There are some major privacy concerns.


Chris Tognotti


Posted on Nov 19, 2017   Updated on May 22, 2021, 10:39 am CDT

Germany is taking a stand against smartwatches designed for children, with its chief telecommunications agency reportedly viewing them more as spying devices than toys. The agency is reportedly encouraging teachers to be on the lookout for them in school settings and advising parents to destroy them if they’ve bought one for their child.

In October, the European Consumer Organization issued an advisement warning parents about the myriad security flaws present in smartwatches aimed at kids, and it suggested that they not be purchased or used.
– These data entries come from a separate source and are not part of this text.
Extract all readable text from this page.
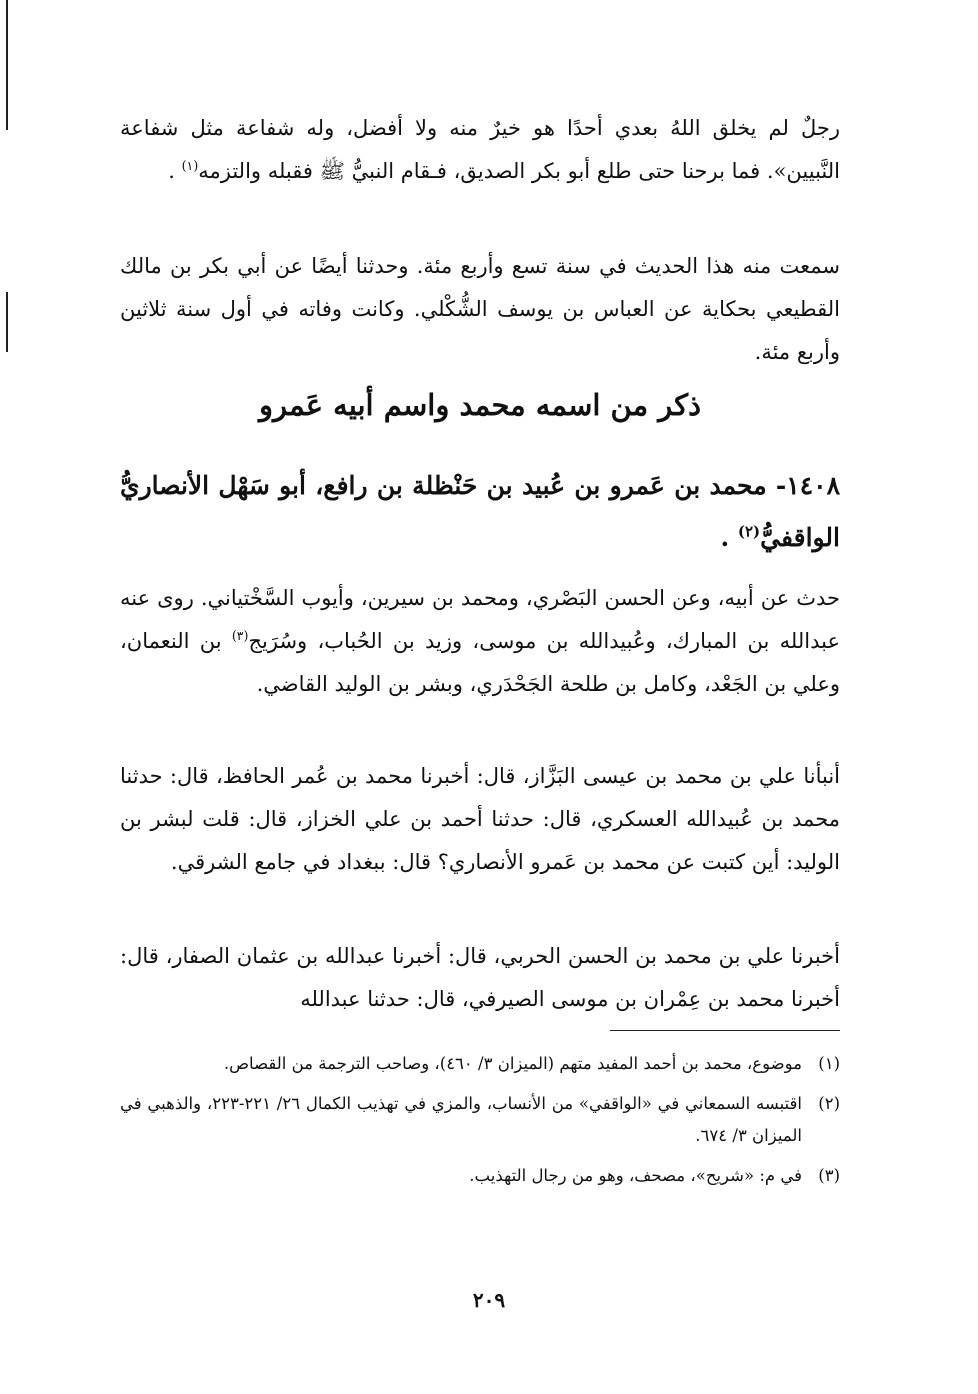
رجلٌ لم يخلق اللهُ بعدي أحدًا هو خيرٌ منه ولا أفضل، وله شفاعة مثل شفاعة النَّبيين». فما برحنا حتى طلع أبو بكر الصديق، فـقام النبيُّ ﷺ فقبله والتزمه$^{(١)}$ .

سمعت منه هذا الحديث في سنة تسع وأربع مئة. وحدثنا أيضًا عن أبي بكر بن مالك القطيعي بحكاية عن العباس بن يوسف الشُّكْلي. وكانت وفاته في أول سنة ثلاثين وأربع مئة.

ذكر من اسمه محمد واسم أبيه عَمرو
١٤٠٨- محمد بن عَمرو بن عُبيد بن حَنْظلة بن رافع، أبو سَهْل الأنصاريُّ الواقفيُّ$^{(٢)}$ .

حدث عن أبيه، وعن الحسن البَصْري، ومحمد بن سيرين، وأيوب السَّخْتياني. روى عنه عبدالله بن المبارك، وعُبيدالله بن موسى، وزيد بن الحُباب، وسُرَيج$^{(٣)}$ بن النعمان، وعلي بن الجَعْد، وكامل بن طلحة الجَحْدَري، وبشر بن الوليد القاضي.

أنبأنا علي بن محمد بن عيسى البَزَّاز، قال: أخبرنا محمد بن عُمر الحافظ، قال: حدثنا محمد بن عُبيدالله العسكري، قال: حدثنا أحمد بن علي الخزاز، قال: قلت لبشر بن الوليد: أين كتبت عن محمد بن عَمرو الأنصاري؟ قال: ببغداد في جامع الشرقي.

أخبرنا علي بن محمد بن الحسن الحربي، قال: أخبرنا عبدالله بن عثمان الصفار، قال: أخبرنا محمد بن عِمْران بن موسى الصيرفي، قال: حدثنا عبدالله

(١)
موضوع، محمد بن أحمد المفيد متهم (الميزان ٣/ ٤٦٠)، وصاحب الترجمة من القصاص.

(٢)
اقتبسه السمعاني في «الواقفي» من الأنساب، والمزي في تهذيب الكمال ٢٦/ ٢٢١-٢٢٣، والذهبي في الميزان ٣/ ٦٧٤.

(٣)
في م: «شريح»، مصحف، وهو من رجال التهذيب.

٢٠٩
The reason, in simple terms, is that such devices could theoretically be hijacked by hackers. The microphones in each smartwatch carry the potential to be turned into clandestine listening devices or to let unknown people contact the children without their parents’ knowledge. They could also theoretically be used for hackers to track children’s locations, an obviously harrowing prospect for any parent.
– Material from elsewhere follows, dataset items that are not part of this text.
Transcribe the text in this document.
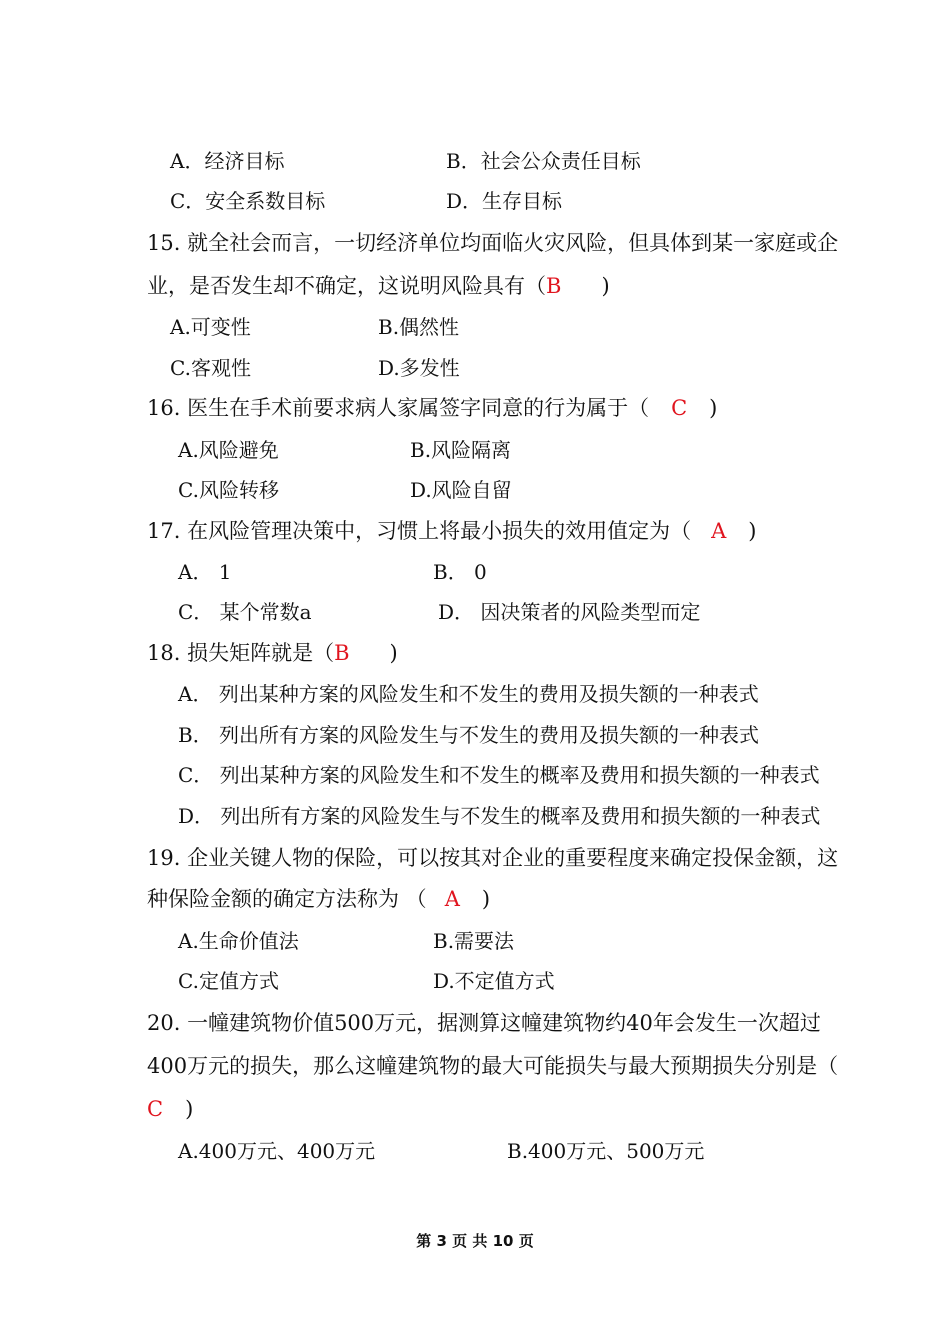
A．经济目标	B．社会公众责任目标
C．安全系数目标	D．生存目标
15. 就全社会而言，一切经济单位均面临火灾风险，但具体到某一家庭或企
业，是否发生却不确定，这说明风险具有（B )
A.可变性	B.偶然性
C.客观性	D.多发性
16. 医生在手术前要求病人家属签字同意的行为属于（ C )
A.风险避免	B.风险隔离
C.风险转移	D.风险自留
17. 在风险管理决策中，习惯上将最小损失的效用值定为（ A )
A． 1	B． 0
C． 某个常数a	D． 因决策者的风险类型而定
18. 损失矩阵就是（B )
A． 列出某种方案的风险发生和不发生的费用及损失额的一种表式
B． 列出所有方案的风险发生与不发生的费用及损失额的一种表式
C． 列出某种方案的风险发生和不发生的概率及费用和损失额的一种表式
D． 列出所有方案的风险发生与不发生的概率及费用和损失额的一种表式
19. 企业关键人物的保险，可以按其对企业的重要程度来确定投保金额，这
种保险金额的确定方法称为 （ A )
A.生命价值法	B.需要法
C.定值方式	D.不定值方式
20. 一幢建筑物价值500万元，据测算这幢建筑物约40年会发生一次超过
400万元的损失，那么这幢建筑物的最大可能损失与最大预期损失分别是（
C )
A.400万元、400万元	B.400万元、500万元
第 3 页 共 10 页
The decision in Germany is reportedly not related to that Europe-wide public service announcement, however. Rather, according to Bleeding Computer, the German ban is more concerned with parents themselves using apps to spy on their children or under circumstances in which other people can be picked up on the mic, too. The president of Germany’s Federal Network Agency, Jochen Homann, says the agency’s research suggests parents have been listening in on their children’s classrooms.

“Via an app, parents can use such children’s watches to listen unnoticed to the child’s environment and they are to be regarded as an unauthorized transmitting system,” Homann told the BBC. “According to our research, parents’ watches are also used to listen to teachers in the classroom.”

In short, anyone living in Germany will now find it very difficult to come by a smartwatch designed for kids. Such watches continue to be commercially available in the United States, however.